Questo mese abbiamo fatto colazione con: Angelo Ruggiero, CIO di Unilever

Il percorso di migrazione al cloud riguarda, in un modo o nell’altro, la maggioranza delle aziende oggi. Modalità e scelte, tuttavia, dipendono da numerosi fattori e devono necessariamente tener conto della storia di ogni realtà, dello sviluppo tecnologico seguito nel tempo, della tipologia di processi e dati coinvolti e del mindset complessivo dell’organizzazione.

Unilever è una grande multinazionale, che opera nei mercati Nutrition and Ice Cream, Home Care, Beauty & Wellbeing and Personal Care, raggiungendo oltre 190 paesi con più di 400 brand. Fra questi, troviamo Algida, Calvé, Dove, Grom, Knorr, Mentadent e Svelto. Se nel mondo l’azienda impiega circa 149mila dipendenti, l’Italia ha comunque una dimensione rilevante in rapporto allo scenario locale, con 3.500 persone impiegate e molte attività coordinate o gestite sul territorio.
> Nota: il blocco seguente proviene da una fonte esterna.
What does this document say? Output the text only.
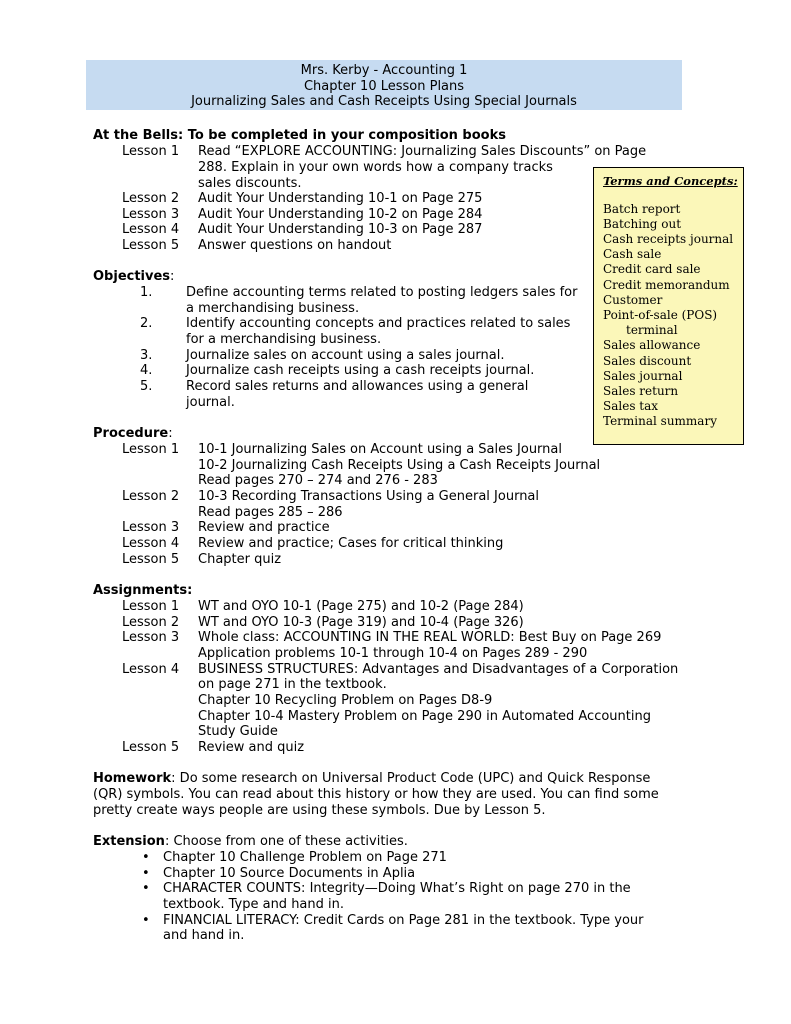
Mrs. Kerby - Accounting 1
Chapter 10 Lesson Plans
Journalizing Sales and Cash Receipts Using Special Journals
At the Bells: To be completed in your composition books
Lesson 1 Read “EXPLORE ACCOUNTING: Journalizing Sales Discounts” on Page
288. Explain in your own words how a company tracks
sales discounts.
Lesson 2 Audit Your Understanding 10-1 on Page 275
Lesson 3 Audit Your Understanding 10-2 on Page 284
Lesson 4 Audit Your Understanding 10-3 on Page 287
Lesson 5 Answer questions on handout
Terms and Concepts:
Batch report
Batching out
Cash receipts journal
Cash sale
Credit card sale
Credit memorandum
Customer
Point-of-sale (POS)
terminal
Sales allowance
Sales discount
Sales journal
Sales return
Sales tax
Terminal summary
Objectives:
1.	Define accounting terms related to posting ledgers sales for
a merchandising business.
2.	Identify accounting concepts and practices related to sales
for a merchandising business.
3.	Journalize sales on account using a sales journal.
4.	Journalize cash receipts using a cash receipts journal.
5.	Record sales returns and allowances using a general
journal.
Procedure:
Lesson 1 10-1 Journalizing Sales on Account using a Sales Journal
10-2 Journalizing Cash Receipts Using a Cash Receipts Journal
Read pages 270 – 274 and 276 - 283
Lesson 2 10-3 Recording Transactions Using a General Journal
Read pages 285 – 286
Lesson 3 Review and practice
Lesson 4 Review and practice; Cases for critical thinking
Lesson 5 Chapter quiz
Assignments:
Lesson 1 WT and OYO 10-1 (Page 275) and 10-2 (Page 284)
Lesson 2 WT and OYO 10-3 (Page 319) and 10-4 (Page 326)
Lesson 3 Whole class: ACCOUNTING IN THE REAL WORLD: Best Buy on Page 269
Application problems 10-1 through 10-4 on Pages 289 - 290
Lesson 4 BUSINESS STRUCTURES: Advantages and Disadvantages of a Corporation
on page 271 in the textbook.
Chapter 10 Recycling Problem on Pages D8-9
Chapter 10-4 Mastery Problem on Page 290 in Automated Accounting
Study Guide
Lesson 5 Review and quiz
Homework: Do some research on Universal Product Code (UPC) and Quick Response
(QR) symbols. You can read about this history or how they are used. You can find some
pretty create ways people are using these symbols. Due by Lesson 5.
Extension: Choose from one of these activities.
• Chapter 10 Challenge Problem on Page 271
• Chapter 10 Source Documents in Aplia
• CHARACTER COUNTS: Integrity—Doing What’s Right on page 270 in the
textbook. Type and hand in.
• FINANCIAL LITERACY: Credit Cards on Page 281 in the textbook. Type your
and hand in.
Per capire le dinamiche dell’evoluzione tecnologica e il rapporto fra scelte corporate e autonomia locale, abbiamo incontrato Angelo Ruggiero, CIO di Unilever.
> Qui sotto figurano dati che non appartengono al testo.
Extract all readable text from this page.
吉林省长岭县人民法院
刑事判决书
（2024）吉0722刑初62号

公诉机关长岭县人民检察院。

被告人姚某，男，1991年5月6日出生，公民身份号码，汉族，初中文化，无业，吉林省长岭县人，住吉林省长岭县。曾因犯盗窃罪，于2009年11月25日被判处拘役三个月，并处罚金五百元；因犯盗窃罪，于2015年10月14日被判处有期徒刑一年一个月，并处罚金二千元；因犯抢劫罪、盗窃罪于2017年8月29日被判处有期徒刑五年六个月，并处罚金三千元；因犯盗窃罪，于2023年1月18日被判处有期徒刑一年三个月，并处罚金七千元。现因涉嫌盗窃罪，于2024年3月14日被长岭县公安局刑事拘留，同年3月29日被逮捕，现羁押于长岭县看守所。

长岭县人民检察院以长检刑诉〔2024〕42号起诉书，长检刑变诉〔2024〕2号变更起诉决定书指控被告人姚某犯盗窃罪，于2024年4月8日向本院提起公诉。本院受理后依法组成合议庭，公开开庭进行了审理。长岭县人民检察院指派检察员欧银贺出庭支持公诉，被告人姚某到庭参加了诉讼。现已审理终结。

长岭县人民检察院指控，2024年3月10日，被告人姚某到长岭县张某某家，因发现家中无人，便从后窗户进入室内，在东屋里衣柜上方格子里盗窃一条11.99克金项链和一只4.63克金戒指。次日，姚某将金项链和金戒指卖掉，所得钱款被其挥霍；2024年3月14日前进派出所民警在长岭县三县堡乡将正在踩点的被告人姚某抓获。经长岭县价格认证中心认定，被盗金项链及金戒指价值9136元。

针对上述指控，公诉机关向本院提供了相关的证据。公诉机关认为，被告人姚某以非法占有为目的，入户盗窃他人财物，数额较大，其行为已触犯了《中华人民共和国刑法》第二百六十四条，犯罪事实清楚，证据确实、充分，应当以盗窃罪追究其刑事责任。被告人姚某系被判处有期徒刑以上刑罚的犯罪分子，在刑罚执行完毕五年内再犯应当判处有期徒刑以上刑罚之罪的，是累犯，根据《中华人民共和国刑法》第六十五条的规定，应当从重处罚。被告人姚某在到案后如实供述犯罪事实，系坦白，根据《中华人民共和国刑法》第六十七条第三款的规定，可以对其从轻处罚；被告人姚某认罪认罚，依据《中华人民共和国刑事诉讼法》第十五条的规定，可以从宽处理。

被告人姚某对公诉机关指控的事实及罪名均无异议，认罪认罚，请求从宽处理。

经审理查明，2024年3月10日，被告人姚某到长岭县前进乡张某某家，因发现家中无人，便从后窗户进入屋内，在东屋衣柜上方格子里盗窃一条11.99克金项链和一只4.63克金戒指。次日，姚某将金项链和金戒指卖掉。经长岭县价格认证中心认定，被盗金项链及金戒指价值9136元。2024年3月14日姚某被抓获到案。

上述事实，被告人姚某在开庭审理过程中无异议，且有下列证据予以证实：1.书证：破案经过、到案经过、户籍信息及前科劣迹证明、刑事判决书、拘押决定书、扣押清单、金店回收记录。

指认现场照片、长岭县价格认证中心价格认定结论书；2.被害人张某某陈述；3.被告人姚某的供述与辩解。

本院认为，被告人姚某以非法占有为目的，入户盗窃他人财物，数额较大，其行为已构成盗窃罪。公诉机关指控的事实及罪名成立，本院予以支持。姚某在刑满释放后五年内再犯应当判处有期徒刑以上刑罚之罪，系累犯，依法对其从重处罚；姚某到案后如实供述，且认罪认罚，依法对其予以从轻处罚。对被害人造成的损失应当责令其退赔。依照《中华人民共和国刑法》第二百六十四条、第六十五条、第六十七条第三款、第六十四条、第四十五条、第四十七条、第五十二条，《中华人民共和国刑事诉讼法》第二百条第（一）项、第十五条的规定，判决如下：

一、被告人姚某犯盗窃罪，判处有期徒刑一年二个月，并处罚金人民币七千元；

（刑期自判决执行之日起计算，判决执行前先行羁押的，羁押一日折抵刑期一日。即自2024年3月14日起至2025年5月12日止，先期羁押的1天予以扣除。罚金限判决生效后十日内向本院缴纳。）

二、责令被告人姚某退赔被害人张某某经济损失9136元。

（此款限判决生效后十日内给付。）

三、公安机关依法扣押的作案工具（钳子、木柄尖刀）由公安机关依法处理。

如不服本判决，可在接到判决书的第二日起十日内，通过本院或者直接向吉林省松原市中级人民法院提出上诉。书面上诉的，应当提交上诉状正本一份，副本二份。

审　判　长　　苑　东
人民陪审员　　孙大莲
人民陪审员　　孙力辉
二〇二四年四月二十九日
Qual è oggi il vostro rapporto con il cloud e quali esigenze si celano dietro le scelte fin qui effettuate?

Veniamo da un anno, a livello corporate, che ha sancito la definitiva migrazione, dapprima con le applicazioni più piccole e poi con quelle core, a partire dal gestionale. Tra i motivi che hanno convinto al passaggio, troviamo la possibilità di disporre di aggiornamenti automatici puntuali, con ovvie ricadute sulla cybersecurity, i costi e la sostenibilità, potendo progressivamente dismettere i due data center che prima agivano in parallelo. Il prossimo passo sarà probabilmente in direzione dell’edge computing, poiché l’IoT sta prendendo piede nelle fabbriche grazie ai tempi di latenza molto bassi. L’input arriva direttamente dal mondo della produzione, dove il cloud viene ancora percepito come possibile fonte di interruzione del servizio. Dal punto di vista It, vantaggi rilevanti si sono registrati con il disaster recovery, oggi fruito in gran parte as-a-service con relativo sgravio di oneri per noi, e con lo storage, per ragioni di spazio occupato e flessibilità di gestione delle capacità.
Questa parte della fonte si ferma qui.